About a year ago our unit started processing a new job for a big customer. To attain our commitment on job completion timelines, several alerts were introduced. These alerts monitored various stages of the job’s 1,000s of files including areas such as incoming and processing of raw data and the (e)mailing of the customer statements.
Alerts indicating success, hold and failures are emailed automatically from our processing engine to all team members. These alerts are emailed at anytime day or night, with sometimes upwards of two hundred alerts transmitted per day. After a month or so the monitoring of these hundred of alerts became impractical. Alerts with important information were easily overlooked. Naturally this resulted in production delays. Team meetings were held and remedial action taken to add more alerts on top of the alerts to remind us of alerts. Again another couple of weeks passed with crucial alerts missed.

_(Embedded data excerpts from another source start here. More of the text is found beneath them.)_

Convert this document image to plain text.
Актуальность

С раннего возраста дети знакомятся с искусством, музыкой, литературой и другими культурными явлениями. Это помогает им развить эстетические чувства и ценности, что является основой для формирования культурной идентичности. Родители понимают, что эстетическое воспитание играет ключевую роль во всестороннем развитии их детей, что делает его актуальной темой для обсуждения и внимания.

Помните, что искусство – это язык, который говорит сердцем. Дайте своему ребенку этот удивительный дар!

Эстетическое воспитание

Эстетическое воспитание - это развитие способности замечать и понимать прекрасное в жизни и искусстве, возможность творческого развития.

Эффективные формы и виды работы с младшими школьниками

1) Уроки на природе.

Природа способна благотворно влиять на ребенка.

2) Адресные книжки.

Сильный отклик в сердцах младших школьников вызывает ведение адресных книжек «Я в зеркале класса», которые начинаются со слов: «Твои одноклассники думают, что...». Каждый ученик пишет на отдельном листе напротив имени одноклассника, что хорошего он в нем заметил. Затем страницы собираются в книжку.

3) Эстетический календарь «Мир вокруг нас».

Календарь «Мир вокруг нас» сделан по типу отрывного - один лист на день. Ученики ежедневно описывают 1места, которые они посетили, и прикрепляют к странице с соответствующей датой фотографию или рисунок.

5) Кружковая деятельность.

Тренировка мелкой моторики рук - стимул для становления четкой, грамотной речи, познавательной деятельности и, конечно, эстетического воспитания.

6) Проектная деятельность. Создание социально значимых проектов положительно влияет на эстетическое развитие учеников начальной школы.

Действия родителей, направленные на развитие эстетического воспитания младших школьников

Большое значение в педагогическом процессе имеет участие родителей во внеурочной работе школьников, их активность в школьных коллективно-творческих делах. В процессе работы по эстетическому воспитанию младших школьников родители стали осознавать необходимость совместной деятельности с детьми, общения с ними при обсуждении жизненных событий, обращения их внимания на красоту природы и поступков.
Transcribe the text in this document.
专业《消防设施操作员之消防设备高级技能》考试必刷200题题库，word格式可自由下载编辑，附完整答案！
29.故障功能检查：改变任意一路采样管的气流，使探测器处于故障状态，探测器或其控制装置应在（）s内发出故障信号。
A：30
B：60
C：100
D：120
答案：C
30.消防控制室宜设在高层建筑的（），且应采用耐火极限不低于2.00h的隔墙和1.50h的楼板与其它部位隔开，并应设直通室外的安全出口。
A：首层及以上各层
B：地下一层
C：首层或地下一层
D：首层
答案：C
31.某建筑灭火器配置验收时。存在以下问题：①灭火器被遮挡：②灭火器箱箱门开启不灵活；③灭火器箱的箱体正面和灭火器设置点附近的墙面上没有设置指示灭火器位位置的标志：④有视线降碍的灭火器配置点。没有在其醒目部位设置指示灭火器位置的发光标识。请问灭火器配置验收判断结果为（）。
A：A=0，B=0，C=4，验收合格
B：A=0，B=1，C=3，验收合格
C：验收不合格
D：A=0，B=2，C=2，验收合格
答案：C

This led me to rethink how our alerts are generated and the analogy of a car alarm came to mind. How often do you hear car alarms going off? The first time you hear your alarm you may run to take a look, checking if anyone’s breaking into your car. The second time a quick glance will suffice. By the third time your alarm goes off, you’re thinking that the alarm is broken or something’s just messed up and immediately disarm without looking. If it makes it to ten false alarms, you are now so angry that you want to go outside and destroy the alarm. Although you had good intentions when you installed the alarm, the many false alerts will cause you to tune out or even ignore them. Obviously the result is your prized possession is now vulnerable for anyone to take it for a ride.
Unfortunately, the same thing happens in IT operations. When alerts and alarms are not completely thought out as to the purpose, important alerts get ignored. Just visualize the hundreds of alerts occurring every second in IT monitoring. Ensuring correct threshold will help to reduce if not eliminate false reports of virus, passwords, intrusion detections and network failures. Exception alerts will also assist in maintaining vigil monitoring; these types of alerts indicate when events are missed rather than when events have happened.
Since recognising this problem we have revisited our system of alerts to
- Have relevant subject names with relevant descriptions
- Consolidate into summary alerts
- Create exception alerts
- Include as much relevant information as possible in the alert
- Regularly review the effectiveness of the alerts.
What are your views and opinions on alert fatigue?